Neil Shubin: The Universe Within

...riiight.  I spend my entire life with my nose in a book.  I read in the shower, FFS.  How can I have read so few of these?!  In my defense, I have neither my bookcase  nor my Kindle in front of me to remind me of books I have read, and I've also read an awful lot of science books I wouldn't recommend.  But still, the paucity of bolded, "read" books in that list is pretty damning, I'm sincerely embarrassed by that.  To Waterstones!

(And I may amend this post later when I've gotten home and looked at my bookcase, to make myself feel better.)

*     *     *

My thanks to loads of helpful Tweeps:  @IntenseGas @One_Trick_Pony_ @geoffsshorts @mart_brooks @KeefJudge @weyendrote @Patricknising @tauriqmoosa @GasDocGraeme @NickSpellman @tcc300892 @NotungSchwert @Patchlaythe @neilhanman @neilenator @gomijacogeo @Metamagician @JDofAndersonia @Andrew_Hulme @Graham_Gowland @thelandlord28 @robhuntvarg @Timlove_1981 @bobgeoghegan @MarkTBullets @Christo_77 @Kyle_McEvoy @heafnerj @Alexdurrant7 @MiguelOSilva @MikeyM_101 @joatca @ingStHawk @talace @MCGiorgi @MrMRM513 @hitchfan1 @ThejemR @bradparkin @RLHyde @tchrquotes @bigrumdaddy @willCpierce @crash121ss @Christoph_er @Shadow_ofaDoubt @vomatt @perisabil


  1. I would suggest you skip Cosmos. It's very, very dated at this point. There is a lot of good history of science in it, if you like that sort of thing.

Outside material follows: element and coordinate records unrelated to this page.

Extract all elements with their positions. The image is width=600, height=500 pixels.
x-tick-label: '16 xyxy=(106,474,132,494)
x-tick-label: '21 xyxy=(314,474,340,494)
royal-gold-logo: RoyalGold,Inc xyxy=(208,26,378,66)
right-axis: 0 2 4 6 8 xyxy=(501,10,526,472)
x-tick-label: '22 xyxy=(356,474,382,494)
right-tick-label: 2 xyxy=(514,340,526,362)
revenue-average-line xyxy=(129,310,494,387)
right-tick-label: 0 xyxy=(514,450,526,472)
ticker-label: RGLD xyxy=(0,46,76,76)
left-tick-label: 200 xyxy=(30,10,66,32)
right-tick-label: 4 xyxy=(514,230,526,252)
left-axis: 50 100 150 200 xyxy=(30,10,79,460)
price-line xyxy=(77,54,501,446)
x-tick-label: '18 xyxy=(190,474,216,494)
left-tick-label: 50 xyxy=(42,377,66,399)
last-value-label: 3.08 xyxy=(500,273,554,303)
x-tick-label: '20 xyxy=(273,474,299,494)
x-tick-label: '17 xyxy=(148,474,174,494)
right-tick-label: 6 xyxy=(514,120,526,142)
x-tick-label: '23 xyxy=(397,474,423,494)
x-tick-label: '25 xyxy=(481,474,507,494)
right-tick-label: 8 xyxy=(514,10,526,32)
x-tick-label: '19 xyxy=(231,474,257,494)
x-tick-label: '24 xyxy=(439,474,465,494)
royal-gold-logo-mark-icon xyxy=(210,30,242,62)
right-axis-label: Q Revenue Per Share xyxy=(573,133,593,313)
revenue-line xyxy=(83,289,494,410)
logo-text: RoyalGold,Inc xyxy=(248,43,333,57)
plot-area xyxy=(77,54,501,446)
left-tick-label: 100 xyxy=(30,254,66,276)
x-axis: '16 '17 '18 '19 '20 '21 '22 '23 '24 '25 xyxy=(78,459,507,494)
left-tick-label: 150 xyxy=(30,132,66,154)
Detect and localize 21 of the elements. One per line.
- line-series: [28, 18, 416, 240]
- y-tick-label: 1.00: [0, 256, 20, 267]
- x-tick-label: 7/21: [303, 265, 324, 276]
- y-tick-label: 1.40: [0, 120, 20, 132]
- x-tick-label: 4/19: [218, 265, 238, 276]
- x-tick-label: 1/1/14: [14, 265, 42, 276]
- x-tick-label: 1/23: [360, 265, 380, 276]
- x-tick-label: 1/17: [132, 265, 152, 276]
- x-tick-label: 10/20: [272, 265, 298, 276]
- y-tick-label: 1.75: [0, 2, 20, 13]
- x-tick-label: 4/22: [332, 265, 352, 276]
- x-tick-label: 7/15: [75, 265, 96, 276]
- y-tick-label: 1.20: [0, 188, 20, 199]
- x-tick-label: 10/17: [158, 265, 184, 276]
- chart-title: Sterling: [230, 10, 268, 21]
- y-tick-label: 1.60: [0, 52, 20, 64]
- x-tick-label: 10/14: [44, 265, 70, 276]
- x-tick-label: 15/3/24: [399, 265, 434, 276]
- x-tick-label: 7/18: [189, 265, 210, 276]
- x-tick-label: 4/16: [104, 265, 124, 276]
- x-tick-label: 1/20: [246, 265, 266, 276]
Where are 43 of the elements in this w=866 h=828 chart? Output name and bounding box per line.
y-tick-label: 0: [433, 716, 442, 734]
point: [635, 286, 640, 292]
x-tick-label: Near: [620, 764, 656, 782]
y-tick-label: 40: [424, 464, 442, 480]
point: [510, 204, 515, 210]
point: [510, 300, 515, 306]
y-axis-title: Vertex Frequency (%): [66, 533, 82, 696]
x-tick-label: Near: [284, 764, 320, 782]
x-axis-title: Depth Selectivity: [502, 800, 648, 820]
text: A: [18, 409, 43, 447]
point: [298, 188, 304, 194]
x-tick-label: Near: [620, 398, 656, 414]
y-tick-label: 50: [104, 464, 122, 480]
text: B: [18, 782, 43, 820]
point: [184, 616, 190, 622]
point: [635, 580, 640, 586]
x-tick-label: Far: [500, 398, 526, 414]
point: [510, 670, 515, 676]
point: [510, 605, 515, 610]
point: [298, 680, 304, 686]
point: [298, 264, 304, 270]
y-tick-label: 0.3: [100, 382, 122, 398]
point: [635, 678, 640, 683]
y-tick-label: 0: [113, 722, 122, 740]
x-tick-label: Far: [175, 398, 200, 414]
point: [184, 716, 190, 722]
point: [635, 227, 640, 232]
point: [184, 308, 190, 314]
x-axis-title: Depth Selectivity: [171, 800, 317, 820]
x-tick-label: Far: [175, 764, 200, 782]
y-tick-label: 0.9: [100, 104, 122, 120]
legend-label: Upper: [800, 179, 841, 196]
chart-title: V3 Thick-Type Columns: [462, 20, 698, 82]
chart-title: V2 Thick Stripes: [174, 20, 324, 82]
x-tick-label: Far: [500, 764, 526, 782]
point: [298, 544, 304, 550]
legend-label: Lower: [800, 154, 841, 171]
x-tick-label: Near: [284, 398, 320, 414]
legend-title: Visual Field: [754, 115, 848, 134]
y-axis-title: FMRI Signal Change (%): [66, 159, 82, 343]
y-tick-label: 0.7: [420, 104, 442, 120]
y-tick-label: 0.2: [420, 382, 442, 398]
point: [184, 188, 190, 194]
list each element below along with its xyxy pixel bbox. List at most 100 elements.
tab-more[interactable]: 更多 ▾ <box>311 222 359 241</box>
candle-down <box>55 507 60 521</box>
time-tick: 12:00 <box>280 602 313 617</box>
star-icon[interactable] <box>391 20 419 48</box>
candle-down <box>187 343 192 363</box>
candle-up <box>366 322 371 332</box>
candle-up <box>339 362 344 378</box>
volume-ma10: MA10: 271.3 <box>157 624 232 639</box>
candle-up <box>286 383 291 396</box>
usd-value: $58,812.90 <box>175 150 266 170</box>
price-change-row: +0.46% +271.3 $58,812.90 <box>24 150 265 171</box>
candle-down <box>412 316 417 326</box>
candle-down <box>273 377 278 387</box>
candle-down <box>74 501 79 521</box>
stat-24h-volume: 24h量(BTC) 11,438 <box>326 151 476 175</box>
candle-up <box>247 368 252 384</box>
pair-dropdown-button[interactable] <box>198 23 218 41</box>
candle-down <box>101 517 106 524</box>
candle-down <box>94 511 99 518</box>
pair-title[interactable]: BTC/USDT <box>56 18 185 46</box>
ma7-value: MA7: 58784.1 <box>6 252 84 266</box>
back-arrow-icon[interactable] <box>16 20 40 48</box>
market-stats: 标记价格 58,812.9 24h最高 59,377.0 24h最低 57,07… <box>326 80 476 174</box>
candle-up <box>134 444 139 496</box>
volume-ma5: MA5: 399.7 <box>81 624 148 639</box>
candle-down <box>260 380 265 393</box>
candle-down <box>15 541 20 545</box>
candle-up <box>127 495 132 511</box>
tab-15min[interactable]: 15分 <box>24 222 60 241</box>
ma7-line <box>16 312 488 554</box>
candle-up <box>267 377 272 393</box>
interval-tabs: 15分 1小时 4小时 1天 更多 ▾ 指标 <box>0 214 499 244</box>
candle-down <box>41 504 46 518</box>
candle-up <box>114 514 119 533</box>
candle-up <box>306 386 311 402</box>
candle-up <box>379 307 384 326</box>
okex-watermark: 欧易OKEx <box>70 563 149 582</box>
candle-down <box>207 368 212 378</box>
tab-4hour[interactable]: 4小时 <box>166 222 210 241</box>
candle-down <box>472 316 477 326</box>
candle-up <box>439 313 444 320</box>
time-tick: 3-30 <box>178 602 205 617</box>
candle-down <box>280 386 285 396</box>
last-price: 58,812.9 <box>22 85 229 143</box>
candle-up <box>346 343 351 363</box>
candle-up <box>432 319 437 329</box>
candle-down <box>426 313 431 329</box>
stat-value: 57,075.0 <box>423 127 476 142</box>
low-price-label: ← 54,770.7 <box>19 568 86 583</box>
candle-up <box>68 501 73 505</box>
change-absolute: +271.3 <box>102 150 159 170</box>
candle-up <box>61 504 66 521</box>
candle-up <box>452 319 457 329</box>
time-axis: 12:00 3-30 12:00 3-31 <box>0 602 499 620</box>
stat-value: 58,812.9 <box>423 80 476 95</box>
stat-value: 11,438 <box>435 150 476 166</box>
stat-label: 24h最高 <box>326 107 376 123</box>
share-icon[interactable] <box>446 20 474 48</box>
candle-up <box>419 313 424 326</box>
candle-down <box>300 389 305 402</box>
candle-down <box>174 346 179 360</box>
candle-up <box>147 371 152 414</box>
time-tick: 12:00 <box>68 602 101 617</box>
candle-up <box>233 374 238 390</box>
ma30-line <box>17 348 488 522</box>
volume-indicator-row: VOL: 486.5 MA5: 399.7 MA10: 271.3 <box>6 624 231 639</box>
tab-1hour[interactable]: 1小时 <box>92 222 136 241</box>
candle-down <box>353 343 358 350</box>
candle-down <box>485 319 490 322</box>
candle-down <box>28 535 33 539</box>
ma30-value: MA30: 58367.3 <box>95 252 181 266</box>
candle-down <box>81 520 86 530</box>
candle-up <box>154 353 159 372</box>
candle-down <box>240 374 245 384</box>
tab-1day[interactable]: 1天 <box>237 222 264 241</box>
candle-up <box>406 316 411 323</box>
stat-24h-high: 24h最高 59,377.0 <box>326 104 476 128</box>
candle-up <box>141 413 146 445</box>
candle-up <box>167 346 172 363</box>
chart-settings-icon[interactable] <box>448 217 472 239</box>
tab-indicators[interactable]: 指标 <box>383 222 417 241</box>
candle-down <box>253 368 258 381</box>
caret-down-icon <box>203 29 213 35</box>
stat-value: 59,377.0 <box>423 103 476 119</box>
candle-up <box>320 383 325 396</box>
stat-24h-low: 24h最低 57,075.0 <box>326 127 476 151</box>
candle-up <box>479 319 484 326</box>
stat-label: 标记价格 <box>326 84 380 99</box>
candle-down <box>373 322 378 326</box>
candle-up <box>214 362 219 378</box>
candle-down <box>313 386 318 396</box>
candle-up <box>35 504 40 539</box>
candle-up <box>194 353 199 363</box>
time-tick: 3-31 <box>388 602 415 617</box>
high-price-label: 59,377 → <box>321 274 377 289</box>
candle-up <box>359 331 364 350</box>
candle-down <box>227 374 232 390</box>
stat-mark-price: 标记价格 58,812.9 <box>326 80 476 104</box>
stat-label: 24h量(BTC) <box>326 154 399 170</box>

    Gribbon has also done "In search of the Big Bang" which was good... also dated (I read them in high school which was longer ago than I care to think about).

    You should add Shubin's "Your Inner Fish". It's very well written.

    Also Sagan's Demon Haunted World is a good read.

  2. Snake Oil Science is very good, and covers the topic in more detail, and better, than other, similar books.